Mick sits on the stairs outside of Miss Brown's room, the boarder who usually played Mozart's music. Mick thinks of all the people she has loved whom Portia does not know about. Then Mr. Singer comes out on the landing, and Mick resolves to go and see him sometime soon.

Analysis

Although Singer is the focal character for all of the characters in The Heart Is a Lonely Hunter, in many ways Mick is the protagonist. There are more chapters devoted to her point of view than there are to any of the other characters, so by the end of the novel we have the greatest understanding of her thoughts. Mick's passion for music becomes evident in this chapter, as does her ambition to be famous. We see these intertwined passions in the episode at the unfinished house Mick visits with her brothers—she writes her own initials under all of the names she writes, as though someday her name will be famous enough to add to the list of luminaries. However, the fact that Mick also feels compelled to write a "very bad word" as graffiti on the wall of the house reminds us that she is still very young and immature, despite her lofty ambitions.

Mick's paintings are symbolic of her relation with the outside world in general: she constantly feels surrounded by too many people, and she sees the world as a chaotic and unreasonable place in which she does not fit. The paintings are full of people behaving irrationally or fleeing for their lives. Indeed, Mick's house is always crowded; there is never an empty room to which she can go to be alone. Instead, she takes long walks at night through the neighborhood or steals a few moments to herself when she is babysitting Bubber and Ralph during the day. Mick knows she must somehow find a way to leave this place if she is ever going to be able to pursue her dreams of becoming famous.

The violin Mick tries to construct is highly symbolic of her thwarted musical endeavors throughout the book. She desperately wants to buy a piano and a radio and to take music lessons, but her family cannot afford any of these, so her dreams remain unfulfilled. The futility of Mick's efforts in the face of overwhelming environmental constraints such as poverty is painfully clear in the quality of the instrument she is able to construct. Her frustration at her inability to make a real violin is indicative of a greater frustrated desire to become a famous musician.

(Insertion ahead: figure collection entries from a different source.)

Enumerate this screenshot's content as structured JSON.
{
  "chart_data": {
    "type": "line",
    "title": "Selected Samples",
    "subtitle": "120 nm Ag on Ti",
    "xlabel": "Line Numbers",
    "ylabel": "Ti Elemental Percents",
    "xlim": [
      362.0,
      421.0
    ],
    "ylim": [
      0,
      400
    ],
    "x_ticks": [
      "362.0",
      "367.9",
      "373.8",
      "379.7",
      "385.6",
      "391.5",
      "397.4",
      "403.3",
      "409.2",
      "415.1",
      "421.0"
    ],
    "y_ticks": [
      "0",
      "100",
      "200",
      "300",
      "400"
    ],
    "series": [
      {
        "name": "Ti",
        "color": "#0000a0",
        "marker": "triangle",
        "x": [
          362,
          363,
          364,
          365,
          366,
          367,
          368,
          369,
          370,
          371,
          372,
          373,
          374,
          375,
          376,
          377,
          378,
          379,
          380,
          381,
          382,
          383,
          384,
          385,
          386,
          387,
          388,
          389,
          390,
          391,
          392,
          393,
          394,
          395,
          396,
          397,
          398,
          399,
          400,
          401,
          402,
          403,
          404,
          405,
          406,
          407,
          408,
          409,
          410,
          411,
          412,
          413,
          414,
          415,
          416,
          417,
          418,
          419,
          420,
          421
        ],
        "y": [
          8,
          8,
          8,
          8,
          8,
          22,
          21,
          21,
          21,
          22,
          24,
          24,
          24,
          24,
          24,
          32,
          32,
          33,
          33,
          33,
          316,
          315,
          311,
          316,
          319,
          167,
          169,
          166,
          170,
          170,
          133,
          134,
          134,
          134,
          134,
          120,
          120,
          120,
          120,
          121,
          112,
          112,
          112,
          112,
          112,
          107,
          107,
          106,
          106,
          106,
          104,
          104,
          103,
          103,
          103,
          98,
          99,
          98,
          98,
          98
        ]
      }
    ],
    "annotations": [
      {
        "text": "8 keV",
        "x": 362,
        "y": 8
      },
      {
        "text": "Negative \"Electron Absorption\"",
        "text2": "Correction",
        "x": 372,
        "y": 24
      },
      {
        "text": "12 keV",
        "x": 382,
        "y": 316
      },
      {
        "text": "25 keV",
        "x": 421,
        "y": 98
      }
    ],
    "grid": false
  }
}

Portia is unusually perceptive of Mick's inner emotions and tendencies, though nobody else in the house appears to notice much about the girl. Portia speaks truly when she claims that Mick does not have any "inner peace"—Mick is consumed with her "plans" and ambitions for the future, ideas she makes all the time in her head. Portia also indicates by her words that her own father—Dr. Copeland—is similar to Mick in that he lacks faith in God and that he cannot find peace. The fact that both Mick and Portia's father are unreligious and have restless natures also supports the idea of Singer as a Christ figure—Mick and Dr. Copeland both find a measure of peace when they are with him.